Я наконец-то вышла из ванной, терзаемая противоречивыми чувствами. Что бы там ни было, надо сначала выяснить, как я здесь оказалась.
Прекрасный незнакомец, не дожидаясь меня, уже разложил еду по тарелкам и достал откуда-то вино. Он пододвинул мне стул, а потом мы долго молча ели. Мне было неловко заговаривать первой, а он, наверное, следовал правилу "когда я ем...". Ужин уже подходил к концу, когда незнакомец с несколько конфузливым смешком произнёс:
--
Сижу, ем чудесный ужин, приготовленный Вами... А ведь я даже не знаю Вашего имени, а Вы - моего. Позвольте представиться. Меня зовут Михаил Евгеньевич Александров.
--
Очень приятно, - ответила я.
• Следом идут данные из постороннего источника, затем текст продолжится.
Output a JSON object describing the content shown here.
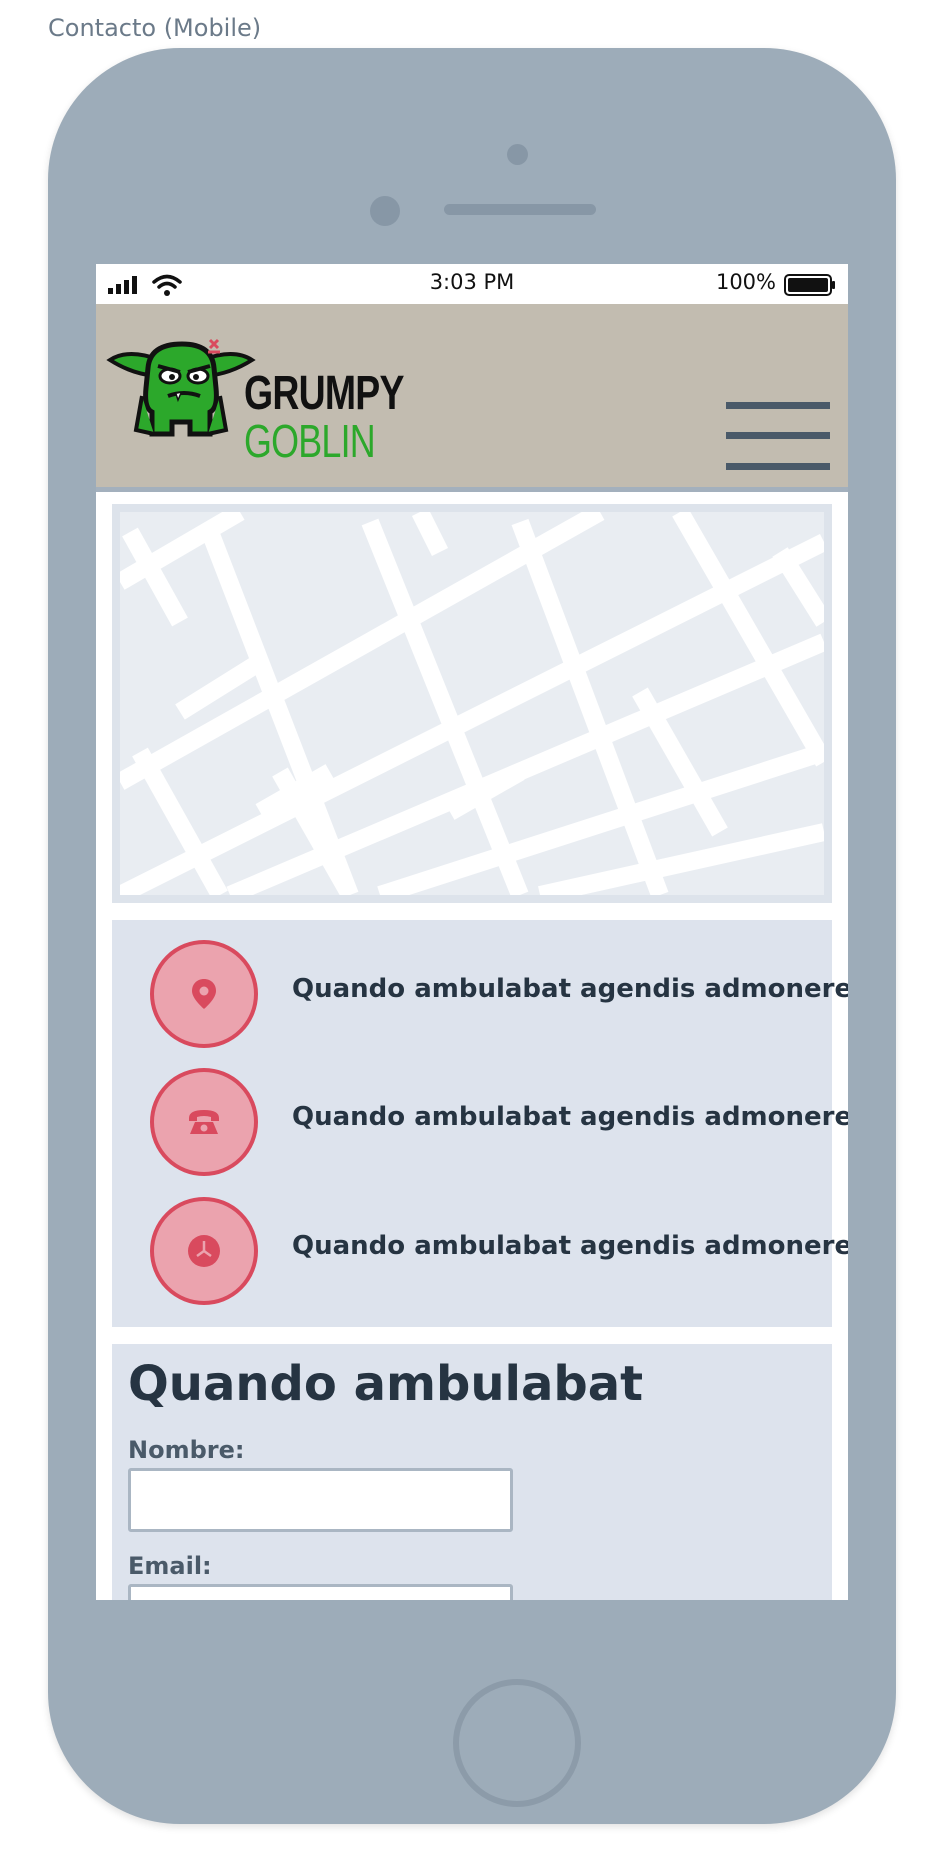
{
  "page_caption": "Contacto (Mobile)",
  "status_bar": {
    "time": "3:03 PM",
    "battery_percent": "100%"
  },
  "header": {
    "brand_line_1": "GRUMPY",
    "brand_line_2": "GOBLIN"
  },
  "contact_info": [
    {
      "icon": "location-pin-icon",
      "text": "Quando ambulabat agendis admonere"
    },
    {
      "icon": "telephone-icon",
      "text": "Quando ambulabat agendis admonere"
    },
    {
      "icon": "clock-icon",
      "text": "Quando ambulabat agendis admonere"
    }
  ],
  "form": {
    "title": "Quando ambulabat",
    "name_label": "Nombre:",
    "name_value": "",
    "email_label": "Email:",
    "email_value": ""
  },
  "colors": {
    "device_frame": "#9dacb9",
    "header_bg": "#c2bcb0",
    "panel_bg": "#dde3ed",
    "icon_circle_fill": "#eba3ae",
    "icon_accent": "#d94a5e",
    "brand_green": "#2ca82b",
    "text_dark": "#263442"
  }
}
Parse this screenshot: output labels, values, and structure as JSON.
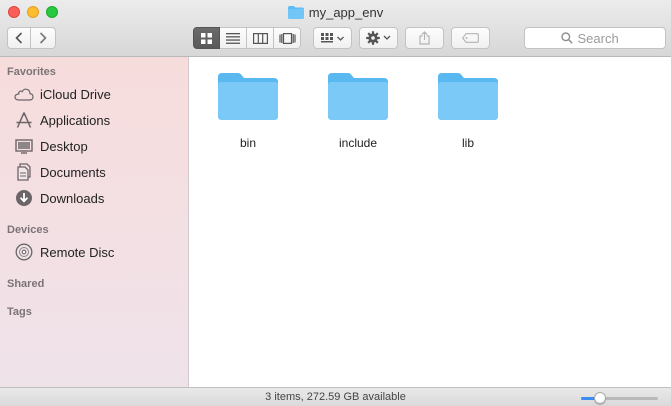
{
  "window": {
    "title": "my_app_env"
  },
  "search": {
    "placeholder": "Search"
  },
  "sidebar": {
    "sections": [
      {
        "title": "Favorites",
        "items": [
          {
            "label": "iCloud Drive",
            "icon": "cloud-icon"
          },
          {
            "label": "Applications",
            "icon": "applications-icon"
          },
          {
            "label": "Desktop",
            "icon": "desktop-icon"
          },
          {
            "label": "Documents",
            "icon": "documents-icon"
          },
          {
            "label": "Downloads",
            "icon": "downloads-icon"
          }
        ]
      },
      {
        "title": "Devices",
        "items": [
          {
            "label": "Remote Disc",
            "icon": "disc-icon"
          }
        ]
      },
      {
        "title": "Shared",
        "items": []
      },
      {
        "title": "Tags",
        "items": []
      }
    ]
  },
  "files": [
    {
      "name": "bin",
      "icon": "folder-icon"
    },
    {
      "name": "include",
      "icon": "folder-icon"
    },
    {
      "name": "lib",
      "icon": "folder-icon"
    }
  ],
  "status": {
    "text": "3 items, 272.59 GB available",
    "icon_size": 0.25
  },
  "colors": {
    "folder": "#5dbcf4",
    "accent": "#3b8df4"
  }
}
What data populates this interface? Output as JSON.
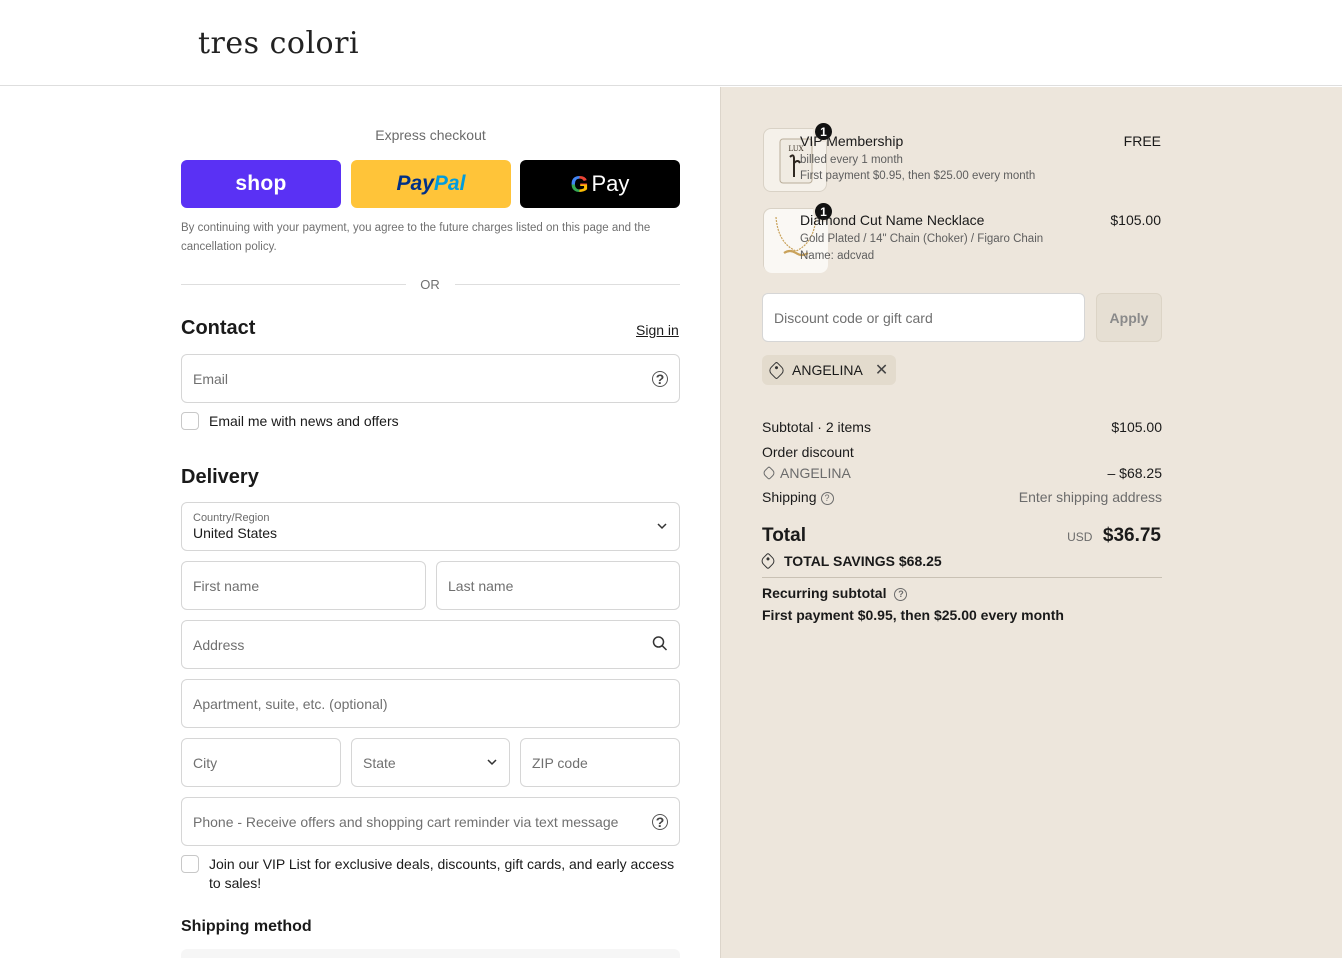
{
  "brand": {
    "logo_text": "tres colori"
  },
  "express": {
    "title": "Express checkout",
    "shop_label": "shop",
    "paypal_label_1": "Pay",
    "paypal_label_2": "Pal",
    "gpay_g": "G",
    "gpay_label": "Pay",
    "consent_text": "By continuing with your payment, you agree to the future charges listed on this page and the cancellation policy.",
    "or_text": "OR"
  },
  "contact": {
    "title": "Contact",
    "sign_in": "Sign in",
    "email_placeholder": "Email",
    "news_checkbox_label": "Email me with news and offers"
  },
  "delivery": {
    "title": "Delivery",
    "country_label": "Country/Region",
    "country_value": "United States",
    "first_name": "First name",
    "last_name": "Last name",
    "address": "Address",
    "apartment": "Apartment, suite, etc. (optional)",
    "city": "City",
    "state": "State",
    "zip": "ZIP code",
    "phone": "Phone - Receive offers and shopping cart reminder via text message",
    "vip_checkbox_label": "Join our VIP List for exclusive deals, discounts, gift cards, and early access to sales!"
  },
  "shipping_method": {
    "title": "Shipping method"
  },
  "cart": {
    "items": [
      {
        "name": "VIP Membership",
        "qty": "1",
        "sub_1": "billed every 1 month",
        "sub_2": "First payment $0.95, then $25.00 every month",
        "price": "FREE",
        "thumb_text": "LUX"
      },
      {
        "name": "Diamond Cut Name Necklace",
        "qty": "1",
        "sub_1": "Gold Plated / 14\" Chain (Choker) / Figaro Chain",
        "sub_2": "Name: adcvad",
        "price": "$105.00"
      }
    ],
    "discount_placeholder": "Discount code or gift card",
    "apply_label": "Apply",
    "applied_code": "ANGELINA",
    "subtotal_label": "Subtotal · 2 items",
    "subtotal_value": "$105.00",
    "order_discount_label": "Order discount",
    "order_discount_code": "ANGELINA",
    "order_discount_value": "– $68.25",
    "shipping_label": "Shipping",
    "shipping_value": "Enter shipping address",
    "total_label": "Total",
    "total_currency": "USD",
    "total_value": "$36.75",
    "savings_label": "TOTAL SAVINGS",
    "savings_value": "$68.25",
    "recurring_label": "Recurring subtotal",
    "recurring_detail": "First payment $0.95, then $25.00 every month"
  },
  "colors": {
    "shop_purple": "#5a31f4",
    "paypal_yellow": "#ffc439",
    "summary_bg": "#ede6dc"
  }
}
Надо было начинать дознание, иначе я умерла бы от неизвестности. И я начала исподтишка: - Но моё имя Вы, наверное, всё-таки знаете. Я разве не представилась... вчера?
--
Вы назвали себя Венерой, но я подумал, что это шутка. Мне бы хотелось узнать Ваше настоящее имя, - он улыбался, и мне было приятно несколько его ошарашить:
--
А это и есть моё настоящее имя: Венера Алексеевна Яковлева. Но Вы можете меня звать просто Веней. Или Верой.
--
Да, я, признаться, приятно удивлён... Итак, я буду звать Вас Веней. А Вы можете звать меня Михаилом.
--
Нет, извините, пожалуйста, но у меня язык не повернётся назвать Вас просто по имени, Михаил Евгеньевич... А Вы ко мне можете обращаться на ты. Как в школе. Как будто Вы учитель, а я ученица. Мне было бы так удобней.
--
Неужели я выгляжу таким стариком? - снисходительно улыбнулся он, и я почувствовала себя маленькой глупышкой. Опять меня угораздило сказать глупость! Но я никак не могла придумать способа сгладить свою вину. А он уже продолжал: - Мне ведь всего тридцать. Сколько Вам... извини, ТЕБЕ лет, я, конечно, не решусь спросить...
--
Мне семнадцать. Но скоро будет восемнадцать. И я пока не стесняюсь своего возраста, - сыронизировала я. Мне, несмотря ни на что, становилось легче общаться с Михаилом (в мыслях к его имени я не собиралась приставлять отчество).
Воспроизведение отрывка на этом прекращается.